Princeton University’s Fund for Irish Studies presents a lecture by James Longenbach on W.B. Yeats and his poem “Nineteen Hundred and Nineteen” on the 83rd anniversary of Yeats’ death. Longenbach will give an account of William Butler Yeats’ (1865-1939) poem, discussing how it assumed its shape, and, more importantly, the influence of that shape on subsequent long poems written throughout the 20th century. Yeats won the Nobel Prize for Literature in 1923. “Nineteen Hundred and Nineteen” was part of his first collection of poems published after the Nobel Prize: The Tower (1928). The Tower contains other long poems that contemplate the state of politics in Ireland during the Irish War of Independence, the mortality of man, and the temporariness of the world, such as “Sailing to Byzantium,” “Meditations in Time of Civil War,” and “The Tower.” Like many of the poems in the collection, “Nineteen Hundred and Nineteen” is divided into six parts of unequal length with differing meters and rhyme schemes in each part. Titled after and written about the first year of the Irish War of Independence, the poem grasps at the idealism and nostalgia for “law”, “habits”, and “public opinion” destroyed by war and violence.

11 February 2022
Fintan O’Toole on “Open Secrets: Ulysses at 100″

Fintan O’Toole, Princeton University’s Visiting Leonard L. Milberg ’53 Professor in Irish Letters, delivers the annual Robert Fagles Memorial Lecture on “Open Secrets: Ulysses at 100″ as part of the 2021-22 Fund for Irish Studies lecture series. James Joyce’s revolutionary novel Ulysses was published 100 years ago in February 1922. In its initial review of the book, The New York Times declared Ulysses “the most important contribution that has been made to fictional literature in the twentieth century.” Through a stream of consciousness writing style, Joyce follows Stephen Dedalus, a 22-year-old aspiring poet and teacher, and Leopold Bloom, a 38-year-old Jewish advertising agent, as they go about nineteen hours of daily life in Dublin, Ireland.

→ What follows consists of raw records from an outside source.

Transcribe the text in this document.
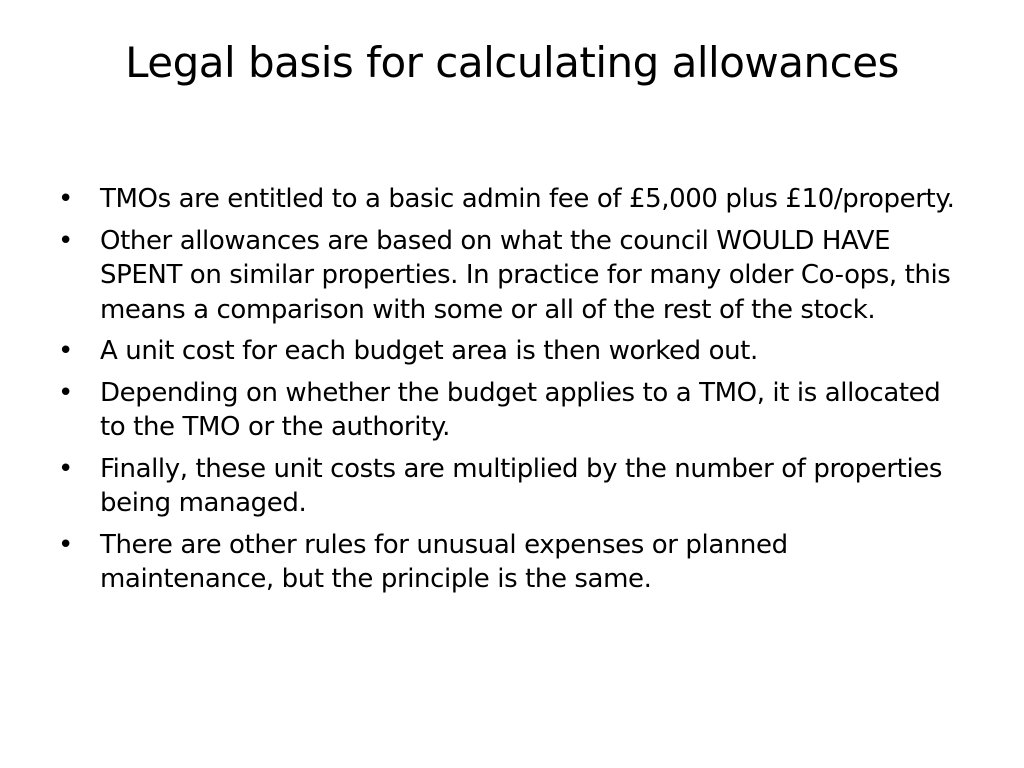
Legal basis for calculating allowances
• TMOs are entitled to a basic admin fee of £5,000 plus £10/property.
• Other allowances are based on what the council WOULD HAVE SPENT on similar properties. In practice for many older Co-ops, this means a comparison with some or all of the rest of the stock.
• A unit cost for each budget area is then worked out.
• Depending on whether the budget applies to a TMO, it is allocated to the TMO or the authority.
• Finally, these unit costs are multiplied by the number of properties being managed.
• There are other rules for unusual expenses or planned maintenance, but the principle is the same.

Both men grapple with themes of religion, philosophy, remorse, and mortality. In his lecture, O’Toole asks why the book still matters today. It is, he suggests, one of the best explorations we have of the way the local is also universal; of the fluidity of identity; of the fusion of body and mind; and of the possibility of living beyond tragedy.


These virtual lectures, presented via Zoom, are free and open to the public; registration required. Recordings will not be available to share with the public following the events.